Os resultados estão contidos nas colunas (3) — que estima a equação (1) com o efeito fixo — e (4) — que estima a equação (2) com o efeito fixo.

Dados do estudo

Os valores encontrados confirmam as conclusões anteriores, sendo econômica e estatisticamente mais fortes.

Para refinar ainda mais os resultados encontrados, o autor restringe a análise a uma amostra de incumbentes aliados eleitos após uma eleição concorrida. Afinal, se os políticos estão usando empréstimos bancários governamentais para ajudar os incumbentes na busca pela reeleição, os efeitos anteriores deverão aparecer mais fortes ainda nessa amostra.

As colunas (5) a (8) reproduzem todas as estimações anteriores usando essa nova amostra.

Dados do estudo

Os resultados confirmam as conclusões anteriores, que também se tornam econômica e estatisticamente mais fortes. As empresas dos setores prioritários expandem o emprego entre 1-2 anos antes das corridas eleitorais dos incumbentes aliados.

Para verificar os resultados, o autor também estima as equações com base na amostra de incumbentes eleitos após eleições pouco concorridas

As colunas (10) e (11) relatam os valores encontrados.

Dados do estudo

Os resultados mostram efeitos economicamente menores e estatisticamente insignificantes.

O mesmo ocorreu com uma amostra de empresas menores, que possuem de 200 a 500 empregados.

Os resultados dessa estimação estão contidos na coluna (9) e vão de acordo com o esperado.

Dados do estudo

Conclusão do Estudo

Os resultados são fascinantes: as empresas nos setores prioritários em estados com governantes aliados expandem o emprego entre 1 e 2 anos antes das eleições. No entanto, o crescimento do emprego nas empresas não prioritárias não é tão forte nos estados com governantes aliados.

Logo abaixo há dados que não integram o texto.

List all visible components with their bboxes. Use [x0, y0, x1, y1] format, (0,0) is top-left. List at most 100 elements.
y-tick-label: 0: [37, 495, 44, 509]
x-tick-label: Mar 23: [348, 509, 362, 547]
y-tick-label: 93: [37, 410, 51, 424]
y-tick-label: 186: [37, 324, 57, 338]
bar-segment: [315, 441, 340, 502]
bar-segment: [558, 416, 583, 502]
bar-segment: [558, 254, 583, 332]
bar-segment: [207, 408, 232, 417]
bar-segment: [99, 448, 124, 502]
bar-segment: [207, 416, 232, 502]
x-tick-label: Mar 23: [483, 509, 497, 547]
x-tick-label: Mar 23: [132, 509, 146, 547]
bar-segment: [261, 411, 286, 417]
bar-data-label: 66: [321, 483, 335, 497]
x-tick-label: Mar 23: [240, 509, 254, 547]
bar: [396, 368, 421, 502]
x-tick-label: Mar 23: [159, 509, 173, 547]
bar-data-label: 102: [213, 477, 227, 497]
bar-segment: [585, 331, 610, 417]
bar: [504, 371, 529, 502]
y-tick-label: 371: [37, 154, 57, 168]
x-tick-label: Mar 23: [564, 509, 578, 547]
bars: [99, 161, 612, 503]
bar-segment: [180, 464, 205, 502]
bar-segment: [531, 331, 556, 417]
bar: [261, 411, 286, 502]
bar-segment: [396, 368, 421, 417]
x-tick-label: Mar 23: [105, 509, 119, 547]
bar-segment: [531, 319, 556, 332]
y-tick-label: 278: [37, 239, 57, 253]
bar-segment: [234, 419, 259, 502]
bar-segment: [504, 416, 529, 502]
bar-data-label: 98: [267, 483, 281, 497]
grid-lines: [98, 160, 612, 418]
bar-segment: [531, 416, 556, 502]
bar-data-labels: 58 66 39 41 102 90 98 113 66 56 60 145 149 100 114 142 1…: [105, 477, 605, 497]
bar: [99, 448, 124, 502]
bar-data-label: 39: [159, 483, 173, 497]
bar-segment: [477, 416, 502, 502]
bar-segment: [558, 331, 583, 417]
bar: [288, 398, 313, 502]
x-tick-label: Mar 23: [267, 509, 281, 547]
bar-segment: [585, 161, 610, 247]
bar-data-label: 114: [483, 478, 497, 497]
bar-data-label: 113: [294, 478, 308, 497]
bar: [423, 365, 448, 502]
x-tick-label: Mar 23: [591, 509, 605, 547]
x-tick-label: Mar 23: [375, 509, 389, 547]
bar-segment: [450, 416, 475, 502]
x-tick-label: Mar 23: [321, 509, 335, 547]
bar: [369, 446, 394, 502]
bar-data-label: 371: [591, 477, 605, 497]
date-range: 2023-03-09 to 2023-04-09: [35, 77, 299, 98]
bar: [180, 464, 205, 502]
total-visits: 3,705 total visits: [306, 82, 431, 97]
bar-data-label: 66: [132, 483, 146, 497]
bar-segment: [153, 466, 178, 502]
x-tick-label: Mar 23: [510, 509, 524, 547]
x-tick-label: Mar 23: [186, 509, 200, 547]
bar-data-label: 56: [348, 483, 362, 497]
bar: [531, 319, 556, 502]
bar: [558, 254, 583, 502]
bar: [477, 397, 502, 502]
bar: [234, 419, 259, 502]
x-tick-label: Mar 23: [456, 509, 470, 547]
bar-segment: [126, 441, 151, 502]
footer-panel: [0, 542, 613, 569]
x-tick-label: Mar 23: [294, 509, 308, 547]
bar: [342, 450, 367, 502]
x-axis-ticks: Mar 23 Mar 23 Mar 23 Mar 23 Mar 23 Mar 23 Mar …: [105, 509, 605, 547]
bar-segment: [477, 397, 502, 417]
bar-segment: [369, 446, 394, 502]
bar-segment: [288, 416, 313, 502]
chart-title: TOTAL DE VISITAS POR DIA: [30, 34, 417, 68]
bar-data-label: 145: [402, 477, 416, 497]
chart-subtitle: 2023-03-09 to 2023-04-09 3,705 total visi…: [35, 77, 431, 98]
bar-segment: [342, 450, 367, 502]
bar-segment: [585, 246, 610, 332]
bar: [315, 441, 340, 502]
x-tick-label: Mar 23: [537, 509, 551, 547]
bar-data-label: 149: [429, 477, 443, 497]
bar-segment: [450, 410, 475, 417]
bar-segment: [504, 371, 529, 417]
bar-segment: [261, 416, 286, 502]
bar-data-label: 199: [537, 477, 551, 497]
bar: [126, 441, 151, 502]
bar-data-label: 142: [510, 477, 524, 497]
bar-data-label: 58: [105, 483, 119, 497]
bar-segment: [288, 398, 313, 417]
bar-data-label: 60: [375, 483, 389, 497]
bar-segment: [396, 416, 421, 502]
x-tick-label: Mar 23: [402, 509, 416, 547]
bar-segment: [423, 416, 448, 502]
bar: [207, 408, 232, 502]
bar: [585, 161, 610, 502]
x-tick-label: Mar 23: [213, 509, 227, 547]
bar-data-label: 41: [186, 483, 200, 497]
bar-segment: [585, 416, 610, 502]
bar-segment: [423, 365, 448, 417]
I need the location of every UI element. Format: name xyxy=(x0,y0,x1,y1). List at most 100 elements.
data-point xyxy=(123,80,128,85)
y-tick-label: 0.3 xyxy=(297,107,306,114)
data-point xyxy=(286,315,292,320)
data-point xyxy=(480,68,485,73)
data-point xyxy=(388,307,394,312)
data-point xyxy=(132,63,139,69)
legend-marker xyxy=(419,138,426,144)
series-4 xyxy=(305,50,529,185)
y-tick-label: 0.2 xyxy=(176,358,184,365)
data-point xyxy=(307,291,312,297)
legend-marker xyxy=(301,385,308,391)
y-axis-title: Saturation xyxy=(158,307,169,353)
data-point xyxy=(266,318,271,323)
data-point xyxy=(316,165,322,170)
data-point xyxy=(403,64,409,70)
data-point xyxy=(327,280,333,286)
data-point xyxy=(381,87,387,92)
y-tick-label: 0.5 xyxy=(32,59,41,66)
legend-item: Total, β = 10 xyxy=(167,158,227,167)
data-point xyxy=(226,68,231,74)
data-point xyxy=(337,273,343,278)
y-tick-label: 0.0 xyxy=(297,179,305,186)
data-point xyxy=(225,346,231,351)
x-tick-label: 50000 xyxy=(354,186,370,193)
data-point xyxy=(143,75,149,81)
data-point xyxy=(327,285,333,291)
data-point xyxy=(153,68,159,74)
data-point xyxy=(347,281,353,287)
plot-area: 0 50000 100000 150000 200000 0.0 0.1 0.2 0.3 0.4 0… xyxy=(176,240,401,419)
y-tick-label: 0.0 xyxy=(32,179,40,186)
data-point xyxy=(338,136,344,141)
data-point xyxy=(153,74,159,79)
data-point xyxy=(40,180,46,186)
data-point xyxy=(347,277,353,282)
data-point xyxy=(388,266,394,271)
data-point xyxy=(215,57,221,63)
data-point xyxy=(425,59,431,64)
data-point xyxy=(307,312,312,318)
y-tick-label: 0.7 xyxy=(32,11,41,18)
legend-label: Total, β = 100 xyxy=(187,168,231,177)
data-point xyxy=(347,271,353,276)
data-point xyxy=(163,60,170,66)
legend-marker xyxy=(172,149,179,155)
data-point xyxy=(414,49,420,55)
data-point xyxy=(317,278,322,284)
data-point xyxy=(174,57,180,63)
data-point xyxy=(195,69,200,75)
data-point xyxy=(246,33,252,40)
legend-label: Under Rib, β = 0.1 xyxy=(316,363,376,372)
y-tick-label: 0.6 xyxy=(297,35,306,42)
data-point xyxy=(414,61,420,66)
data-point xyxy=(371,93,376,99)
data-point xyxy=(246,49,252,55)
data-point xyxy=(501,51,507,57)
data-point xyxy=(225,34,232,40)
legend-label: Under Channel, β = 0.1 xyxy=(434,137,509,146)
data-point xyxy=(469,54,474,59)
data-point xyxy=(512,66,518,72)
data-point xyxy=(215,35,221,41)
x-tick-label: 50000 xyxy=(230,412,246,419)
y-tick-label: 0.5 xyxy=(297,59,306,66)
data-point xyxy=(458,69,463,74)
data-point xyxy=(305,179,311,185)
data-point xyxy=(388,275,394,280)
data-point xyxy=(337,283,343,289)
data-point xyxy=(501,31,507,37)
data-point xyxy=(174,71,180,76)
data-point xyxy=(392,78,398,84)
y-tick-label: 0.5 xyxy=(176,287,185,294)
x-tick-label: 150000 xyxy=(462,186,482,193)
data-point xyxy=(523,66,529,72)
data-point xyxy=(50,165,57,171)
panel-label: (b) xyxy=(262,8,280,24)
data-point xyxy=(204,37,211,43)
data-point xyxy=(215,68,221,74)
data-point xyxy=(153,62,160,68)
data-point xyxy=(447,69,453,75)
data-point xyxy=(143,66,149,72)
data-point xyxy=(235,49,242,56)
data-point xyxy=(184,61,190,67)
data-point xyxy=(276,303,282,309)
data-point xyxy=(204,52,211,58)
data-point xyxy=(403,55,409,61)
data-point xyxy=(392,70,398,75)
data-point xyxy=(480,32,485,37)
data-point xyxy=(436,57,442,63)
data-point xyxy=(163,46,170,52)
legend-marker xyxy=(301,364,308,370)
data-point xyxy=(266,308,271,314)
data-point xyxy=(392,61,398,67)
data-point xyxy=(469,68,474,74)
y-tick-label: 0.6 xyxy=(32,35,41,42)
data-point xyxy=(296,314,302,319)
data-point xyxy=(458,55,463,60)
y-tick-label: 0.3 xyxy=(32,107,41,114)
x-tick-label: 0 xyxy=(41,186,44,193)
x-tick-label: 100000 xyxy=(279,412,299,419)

Isso sugere que os políticos brasileiros usam os empréstimos bancários governamentais como uma forma de influenciar as empresas e transferir empregos para regiões politicamente atraentes.

Recentemente, vimos o governo anunciar o Nova Indústria Brasil, que promete R$ 300 bilhões em financiamentos para fomentar a indústria nacional, sendo R$ 250 bilhões sob responsabilidade do BNDES.

Resta saber se esse programa seguirá a mesma abordagem dos empréstimos bancários governamentais do passado ou se teremos uma nova estratégia do governo.

Em resumo, este estudo nos mostra como os empréstimos bancários governamentais podem ser usados como ferramentas políticas, influenciando onde os empregos são criados e transferidos. Será interessante ver como essa dinâmica evolui no futuro.